The Commerce Department’s Bureau of Industry and Security (BIS), through its Office of Antiboycott Compliance, alleged that from January 2001 through January 2004 Dresser failed to report in a timely manner its receipt of nine requests to engage in a restrictive trade practice or boycott. The company voluntarily disclosed the transactions and cooperated fully with the subsequent investigation. The transactions involved the sale of goods to Pakistan .
The antiboycott provisions of the EAR prohibit U.S. persons from complying with certain requirements of unsanctioned foreign boycotts. Additionally, the EAR requires that U.S. persons report their receipt of certain boycott requests to the Department of Commerce.
Source: http://www.bis.doc.gov/news/2007/texas07202007.htm
US amends strictures on Arab boycott
Michael Freund, The Jerusalem Post 2007-07-31
The US government has recently revised its federal antiboycott statutes, which prohibit American companies from cooperating with any Arab trade embargo of Israel.
The changes, which take effect on August 16, amend existing penalty guidelines and outline the procedure for firms wishing to come forward and voluntarily disclose violations of the law.
Officials hope that by providing exporters with new incentives to come clean regarding noncompliance with the rules, it will preclude the need for lengthy, and often costly, investigations.
A spokesman for the US Commerce Department's Bureau of Industry and Security (BIS), which oversees enforcement of the antiboycott laws, told The Jerusalem Post via e-mail that the revised guidelines will "provide US businesses with a clear understanding of the procedures BIS uses to settle alleged violations of the antiboycott provisions."
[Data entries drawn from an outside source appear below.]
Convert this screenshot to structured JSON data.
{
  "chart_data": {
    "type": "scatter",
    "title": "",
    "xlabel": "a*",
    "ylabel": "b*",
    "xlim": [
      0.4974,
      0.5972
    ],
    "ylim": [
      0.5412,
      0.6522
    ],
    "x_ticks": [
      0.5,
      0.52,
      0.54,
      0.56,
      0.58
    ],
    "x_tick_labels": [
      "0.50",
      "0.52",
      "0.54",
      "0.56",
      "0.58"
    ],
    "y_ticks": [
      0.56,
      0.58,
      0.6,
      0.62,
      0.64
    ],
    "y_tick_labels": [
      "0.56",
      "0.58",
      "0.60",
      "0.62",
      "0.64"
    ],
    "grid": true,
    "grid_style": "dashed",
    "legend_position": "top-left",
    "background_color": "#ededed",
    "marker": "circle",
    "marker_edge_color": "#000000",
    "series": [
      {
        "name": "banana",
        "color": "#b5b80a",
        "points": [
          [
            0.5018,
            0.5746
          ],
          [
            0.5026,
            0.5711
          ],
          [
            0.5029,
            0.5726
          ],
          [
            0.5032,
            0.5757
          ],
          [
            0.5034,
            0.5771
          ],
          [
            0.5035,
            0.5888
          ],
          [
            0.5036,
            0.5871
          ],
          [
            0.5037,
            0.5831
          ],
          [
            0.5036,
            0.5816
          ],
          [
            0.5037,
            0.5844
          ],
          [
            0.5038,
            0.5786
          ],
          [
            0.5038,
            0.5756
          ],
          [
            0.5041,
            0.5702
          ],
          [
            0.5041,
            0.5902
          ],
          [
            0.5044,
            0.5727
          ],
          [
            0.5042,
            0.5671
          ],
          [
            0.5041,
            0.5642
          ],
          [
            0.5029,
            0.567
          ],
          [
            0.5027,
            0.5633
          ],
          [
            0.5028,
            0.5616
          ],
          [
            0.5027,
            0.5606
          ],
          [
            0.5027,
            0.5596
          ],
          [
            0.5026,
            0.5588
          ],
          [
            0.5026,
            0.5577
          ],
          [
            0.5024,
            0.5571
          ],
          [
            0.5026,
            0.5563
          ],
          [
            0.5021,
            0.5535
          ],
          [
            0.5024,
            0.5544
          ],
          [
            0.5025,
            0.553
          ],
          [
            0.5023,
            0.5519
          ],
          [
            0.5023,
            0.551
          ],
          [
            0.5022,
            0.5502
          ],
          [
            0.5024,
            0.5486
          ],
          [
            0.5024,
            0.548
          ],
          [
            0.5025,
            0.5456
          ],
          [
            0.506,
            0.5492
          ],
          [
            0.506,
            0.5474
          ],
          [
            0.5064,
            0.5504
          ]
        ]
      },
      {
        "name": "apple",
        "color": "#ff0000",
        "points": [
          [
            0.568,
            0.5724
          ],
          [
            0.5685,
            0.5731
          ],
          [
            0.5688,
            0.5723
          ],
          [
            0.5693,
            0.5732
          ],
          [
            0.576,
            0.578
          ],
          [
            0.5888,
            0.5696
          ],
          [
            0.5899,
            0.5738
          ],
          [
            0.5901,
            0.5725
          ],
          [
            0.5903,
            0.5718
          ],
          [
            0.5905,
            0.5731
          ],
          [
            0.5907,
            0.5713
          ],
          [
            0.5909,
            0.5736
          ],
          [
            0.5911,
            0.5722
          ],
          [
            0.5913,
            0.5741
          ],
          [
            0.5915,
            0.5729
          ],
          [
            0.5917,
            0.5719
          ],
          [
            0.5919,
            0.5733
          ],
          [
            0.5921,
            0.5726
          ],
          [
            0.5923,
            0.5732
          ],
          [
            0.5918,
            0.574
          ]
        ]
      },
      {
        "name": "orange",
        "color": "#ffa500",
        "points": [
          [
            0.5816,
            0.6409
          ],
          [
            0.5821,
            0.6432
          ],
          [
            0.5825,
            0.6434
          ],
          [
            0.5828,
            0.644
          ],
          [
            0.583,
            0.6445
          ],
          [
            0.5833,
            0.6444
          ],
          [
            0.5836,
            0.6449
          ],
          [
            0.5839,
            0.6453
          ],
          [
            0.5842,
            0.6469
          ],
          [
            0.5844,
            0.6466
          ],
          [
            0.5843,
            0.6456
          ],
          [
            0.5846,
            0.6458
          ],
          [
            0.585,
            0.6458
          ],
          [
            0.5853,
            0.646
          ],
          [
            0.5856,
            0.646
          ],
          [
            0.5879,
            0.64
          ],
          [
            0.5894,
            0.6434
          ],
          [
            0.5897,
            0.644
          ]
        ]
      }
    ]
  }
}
The spokesman said the US government "anticipates the new statute will provide a well-defined process for the self-disclosure of violations and may thus encourage self-disclosures."
He added that the antiboycott laws would continue to be enforced "with diligence and vigor."
The revisions have been in the works for nearly a year, and were first reported in the Post in September.
Congress passed an antiboycott law in 1977 prohibiting American firms from cooperating with the trade embargo, which is administered by the Arab League with the aim of isolating Israel and harming its economy.
Various Muslim and Arab states regularly ask foreign firms to supply documentation attesting that they have no business or financial ties to Israel. US law bars Americans from complying with such demands and requires them to report requests for such information to the Commerce Department in a timely fashion.
According to the Bureau of Industry and Security, nine US firms agreed to pay civil penalties totaling $95,950 in fiscal year 2006 to settle allegations that they had violated the statutes either by complying with boycott-related requests or by failing to report them.
"The Department of Commerce policy of opposing restrictive trade practices or unsanctioned boycotts, including against Israel, is clear-cut," said Mario Mancuso, under secretary of commerce for industry and security. "Publishing the penalty and voluntary self-disclosure guidelines provides additional clarity and is a valuable part of our continuing efforts to educate US businesses about their responsibilities," he said.
The Bureau of Industry and Security spokesman said that no additional changes to the law were expected any time soon.
"There are no current plans to change the antiboycott provisions," he told the Post.